Não bastassem esses fundamentos, que são suficientes a condenar o fechamento da escola, há ainda outros um tanto camuflados. Conversando com um ex-estagiário, ex-aluno dessa escola, relatou-me que o processo de sucateamento se iniciara no ano de 2012, ainda durante o governo Jaques Wagner, com contínuas reduções de turmas e extinções de turnos, num processo gradual de diminuição do número de alunos com vistas a sufocar qualquer oposição interna. E a estratégia, não resta dúvida, foi bem-sucedida. 

Aqui retomamos o momento da manifestação de 2019, referida no segundo parágrafo. As coisas passaram a fazer sentido com o anúncio oficial do fim da escola. Assim, logicamente os partidos de esquerda e a União Nacional dos Estudantes, sempre alinhados com o Partido dos Trabalhadores, legenda do governador, não poderiam apoiar os estudantes, que viram sua mobilização minguar diante da falta de apoio. O concerto entre governo, UNE e partidos de esquerda tornou-se ainda mais flagrante quando houve uma ocupação da escola claramente fabricada, durante a qual era possível encontrar figuras ligadas ao PT baiano fazendo figuração e jogo de cena, com o único intuito de minar os protestos.

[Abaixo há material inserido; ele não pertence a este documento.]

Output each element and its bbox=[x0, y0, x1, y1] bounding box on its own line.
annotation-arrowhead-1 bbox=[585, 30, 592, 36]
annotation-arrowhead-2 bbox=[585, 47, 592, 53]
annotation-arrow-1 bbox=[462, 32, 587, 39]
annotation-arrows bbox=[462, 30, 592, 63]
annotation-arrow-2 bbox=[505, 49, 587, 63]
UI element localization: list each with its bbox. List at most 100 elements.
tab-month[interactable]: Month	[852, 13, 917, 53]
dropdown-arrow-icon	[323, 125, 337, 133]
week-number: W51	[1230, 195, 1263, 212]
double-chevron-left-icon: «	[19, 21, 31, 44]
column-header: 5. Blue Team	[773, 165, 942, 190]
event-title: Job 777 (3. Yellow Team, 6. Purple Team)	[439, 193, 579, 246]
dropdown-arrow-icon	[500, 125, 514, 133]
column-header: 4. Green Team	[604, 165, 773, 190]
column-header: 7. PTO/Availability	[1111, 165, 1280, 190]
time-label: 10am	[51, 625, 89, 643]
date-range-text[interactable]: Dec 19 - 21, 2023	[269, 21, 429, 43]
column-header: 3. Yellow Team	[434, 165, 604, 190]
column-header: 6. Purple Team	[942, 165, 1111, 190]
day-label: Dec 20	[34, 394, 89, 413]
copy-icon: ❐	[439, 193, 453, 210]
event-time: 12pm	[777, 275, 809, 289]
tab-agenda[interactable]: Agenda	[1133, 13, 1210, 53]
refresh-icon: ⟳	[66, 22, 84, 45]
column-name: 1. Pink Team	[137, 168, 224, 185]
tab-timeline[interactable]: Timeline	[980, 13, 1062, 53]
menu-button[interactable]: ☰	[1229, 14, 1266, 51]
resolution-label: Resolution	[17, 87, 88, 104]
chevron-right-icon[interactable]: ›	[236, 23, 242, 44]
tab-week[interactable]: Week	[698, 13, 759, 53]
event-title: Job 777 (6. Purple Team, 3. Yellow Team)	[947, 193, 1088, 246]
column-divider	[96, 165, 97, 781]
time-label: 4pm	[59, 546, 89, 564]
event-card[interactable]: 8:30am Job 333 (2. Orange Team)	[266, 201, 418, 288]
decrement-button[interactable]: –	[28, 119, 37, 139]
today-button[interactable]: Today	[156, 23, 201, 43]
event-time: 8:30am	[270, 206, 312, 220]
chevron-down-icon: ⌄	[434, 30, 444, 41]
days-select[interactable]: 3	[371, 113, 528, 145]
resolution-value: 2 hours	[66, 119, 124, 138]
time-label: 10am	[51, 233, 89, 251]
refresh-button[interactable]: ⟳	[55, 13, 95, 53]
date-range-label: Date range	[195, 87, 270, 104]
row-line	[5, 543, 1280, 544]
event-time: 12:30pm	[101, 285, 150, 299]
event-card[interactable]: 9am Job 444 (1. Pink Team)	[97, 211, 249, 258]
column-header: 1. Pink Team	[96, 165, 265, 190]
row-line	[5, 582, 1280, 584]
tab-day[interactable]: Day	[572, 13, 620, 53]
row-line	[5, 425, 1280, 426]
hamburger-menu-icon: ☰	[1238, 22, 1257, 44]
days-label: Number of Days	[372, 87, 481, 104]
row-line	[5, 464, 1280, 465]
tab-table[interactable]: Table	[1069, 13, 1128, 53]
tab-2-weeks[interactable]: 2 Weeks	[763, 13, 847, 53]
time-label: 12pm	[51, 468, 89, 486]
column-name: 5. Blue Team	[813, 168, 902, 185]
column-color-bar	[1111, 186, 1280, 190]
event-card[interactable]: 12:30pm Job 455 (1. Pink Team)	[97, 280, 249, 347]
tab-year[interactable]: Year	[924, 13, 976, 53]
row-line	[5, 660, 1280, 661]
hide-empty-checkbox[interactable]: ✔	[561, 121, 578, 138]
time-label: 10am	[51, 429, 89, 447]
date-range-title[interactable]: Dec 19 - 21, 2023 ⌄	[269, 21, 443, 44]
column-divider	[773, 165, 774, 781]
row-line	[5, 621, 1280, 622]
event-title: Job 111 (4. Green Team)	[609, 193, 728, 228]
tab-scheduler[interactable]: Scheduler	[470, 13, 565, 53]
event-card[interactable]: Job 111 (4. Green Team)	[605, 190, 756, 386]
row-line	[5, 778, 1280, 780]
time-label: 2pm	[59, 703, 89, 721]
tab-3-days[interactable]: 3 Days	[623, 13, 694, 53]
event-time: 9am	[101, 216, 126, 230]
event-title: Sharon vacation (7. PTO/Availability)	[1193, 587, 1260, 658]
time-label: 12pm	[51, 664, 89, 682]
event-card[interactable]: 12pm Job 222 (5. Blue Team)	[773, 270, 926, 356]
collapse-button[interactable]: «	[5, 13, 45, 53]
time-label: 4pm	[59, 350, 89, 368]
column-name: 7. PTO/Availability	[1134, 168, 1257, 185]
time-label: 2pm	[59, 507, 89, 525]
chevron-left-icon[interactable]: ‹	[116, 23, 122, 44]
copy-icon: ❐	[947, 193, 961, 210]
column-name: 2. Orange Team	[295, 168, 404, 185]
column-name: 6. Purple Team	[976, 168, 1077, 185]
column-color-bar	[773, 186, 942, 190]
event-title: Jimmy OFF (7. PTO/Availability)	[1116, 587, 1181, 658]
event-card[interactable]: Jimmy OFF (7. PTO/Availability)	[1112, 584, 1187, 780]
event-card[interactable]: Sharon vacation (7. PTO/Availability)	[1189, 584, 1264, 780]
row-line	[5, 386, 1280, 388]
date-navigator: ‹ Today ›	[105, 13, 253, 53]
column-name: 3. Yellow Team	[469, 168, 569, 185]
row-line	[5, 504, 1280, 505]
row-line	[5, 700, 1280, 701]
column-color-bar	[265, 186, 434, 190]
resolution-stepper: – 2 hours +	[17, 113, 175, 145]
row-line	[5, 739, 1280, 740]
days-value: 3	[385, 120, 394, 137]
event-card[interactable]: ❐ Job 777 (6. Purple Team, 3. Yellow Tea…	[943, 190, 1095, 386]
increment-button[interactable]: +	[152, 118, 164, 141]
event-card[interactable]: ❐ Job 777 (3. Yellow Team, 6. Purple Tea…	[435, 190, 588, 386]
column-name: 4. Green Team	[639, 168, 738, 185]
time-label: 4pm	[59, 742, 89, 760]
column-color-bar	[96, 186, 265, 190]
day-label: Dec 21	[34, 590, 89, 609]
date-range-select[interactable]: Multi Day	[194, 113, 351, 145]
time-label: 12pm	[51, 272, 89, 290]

Fato é que o sucateamento progressivo e orquestrado da escola por parte dos sucessivos governos fez encolher o corpo discente, impedindo seu único bastião: a mobilização da massa.

Entre conjecturas que vão desde a necessidade de fazer caixa para atender à parte do investimento público na virtual ponte Salvador-Itaparica até a satisfação da especulação imobiliária num enclave de abastados, prefiro focar no que realmente causará danos irreparáveis ainda não perceptíveis. Meu ex-estagiário, rapaz muito inteligente e preparado, egresso da Escola Odorico Tavares, dá-me todas as razões para condenar a medida, mas o crime não é tipificado e tampouco será punido.